For me, I like to have the tv on when I am working on my laptop or cleaning a room. I need the noise. However, I do know myself well enough not to put on a show that I haven’t seen before. It needs to be one that I have seen a million times and can picture what is going on without having to actively watch. For me, it’s Gilmore Girls or Friends. I have seen every episode a staggering number of times so if it is on I don’t have to be actively watching it for me to be able to know what is going on. However, if I put on a show that I am waiting for the first time or have seen maybe once before, I will stop to watch and then I have nothing to show at the end of the night except my progress on Netflix. No bueno.
Not scheduling breaks.
Problem: Do you feel that since you are working at home that you can’t take a break? Do you keep working because you have only 4 hours when the kids are at school, so this is your time and you need to cram as much into it as possible because once those kids walk through the door, your time is now theirs and nothing you need to do will get done until after they go to bed?
Trust me, I get it. I just no longer agree with it.
Just because you are working from home doesn’t mean that you don’t need a break. If you push yourself too much, then you can surely get burnt out.
Solution: Step away from your computer, shut off your phone, and put down the tablet. Make yourself some lunch, get some fresh air, but walk away from your work. Whatever you do, just decompress for a bit.
When you get back to it, you will feel more energized. I like to schedule my breaks every hour. They aren’t long, just enough to make a cup of coffee or go to the bathroom or stand in the sun for a few minutes. Nothing more than 10 or 15 minutes. But walking away when you feel flustered or feel like you are getting blocked is an excellent refresher.
Tip: Once you really start to understand yourself and how you work, you may begin to anticipate that you are about to be blocked or get stressed out. The key is to take a break right before you hit that wall because sometimes it is hard to get back to work once you are fully engulfed in that stress or creativity block.
Mistaking being busy work for being productive.
Problem: Have you been running around the house picking up items, researching for your next blog post, sorting the mail, etc?

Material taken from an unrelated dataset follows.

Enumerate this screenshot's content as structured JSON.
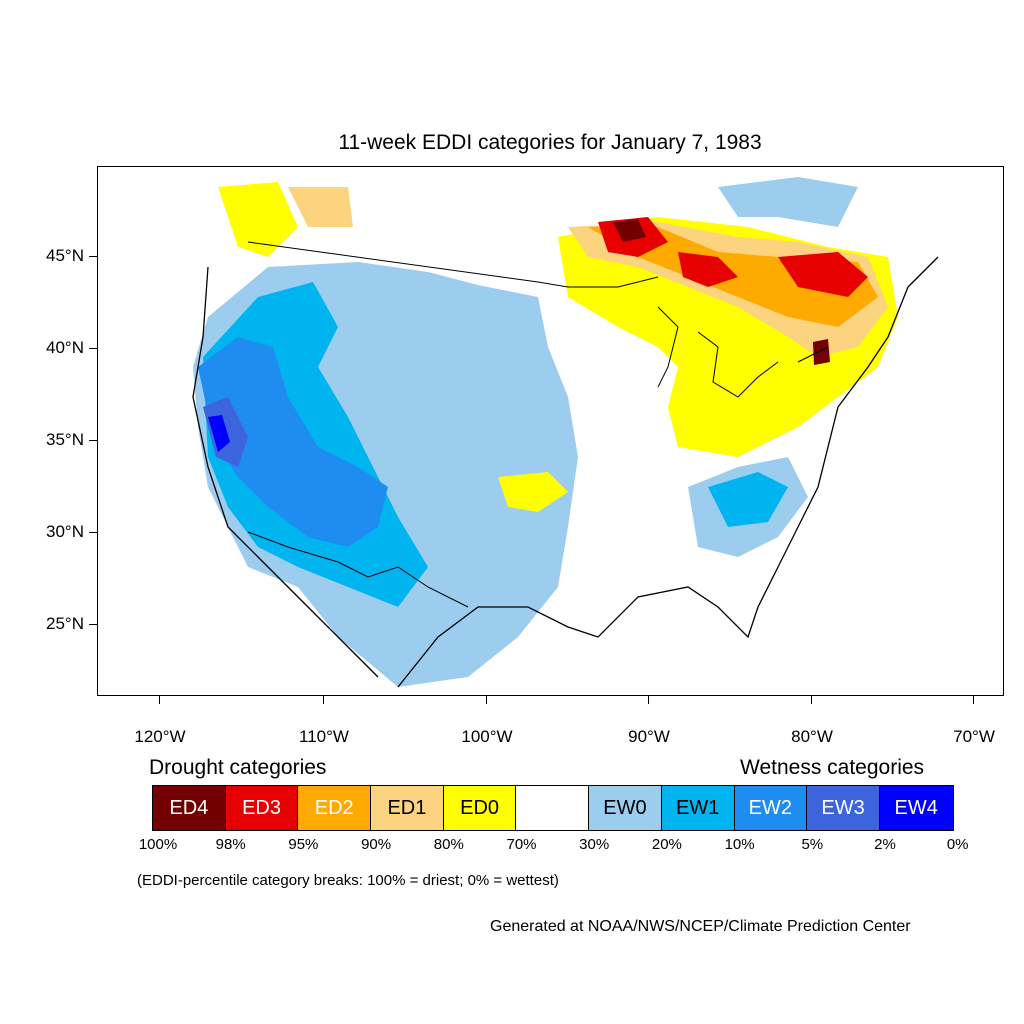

All of these things may seem like they are productive, but did you complete any of those tasks?
Did the items you were picking up get to their proper home or did you just move them out of sight for now?
Did your research give you anything you can make tangible right now or did you get sidetracked while online?
Did you deal with the mail, or just stack it nicely and move it to a new location?
So maybe you weren’t actually being productive, but doing busy work instead?
Even though you feel like you are productive, it is not always the case. Be mindful of the task at hand and if you are going to start it, complete it.
Solution: I had read once about the “One-Touch Rule”. The premise is to save you time from redoing work. By only touching an item once, put it where it needs to go from the start. That way you are not wasting time later by having to deal with it again.
I love this rule, and I have been trying to use it in my own life actively.
Instead of getting the mail and putting it on the kitchen table. Going back to it and looking at it a few hours later, throwing away the junk and putting the rest on the counter. Once again going back to it at a later time to go through and open what is left only then leave it on the counter some more…
That mail has now been touched three times when I could have brought it in, sorted out the junk, opened necessary items and put those items where they belong in the first place.
Those few minutes I took each time to move or look through the mail without ever doing anything with it was a waste of time. If you stop to think about how many times you go back and touch an item that you could have just put away in the first place, you will be amazed at how much it can add up.
*Now is the time to stop tanking your productivity. Use these tips and start being more purposeful with your time because once it is gone, you can’t get it back.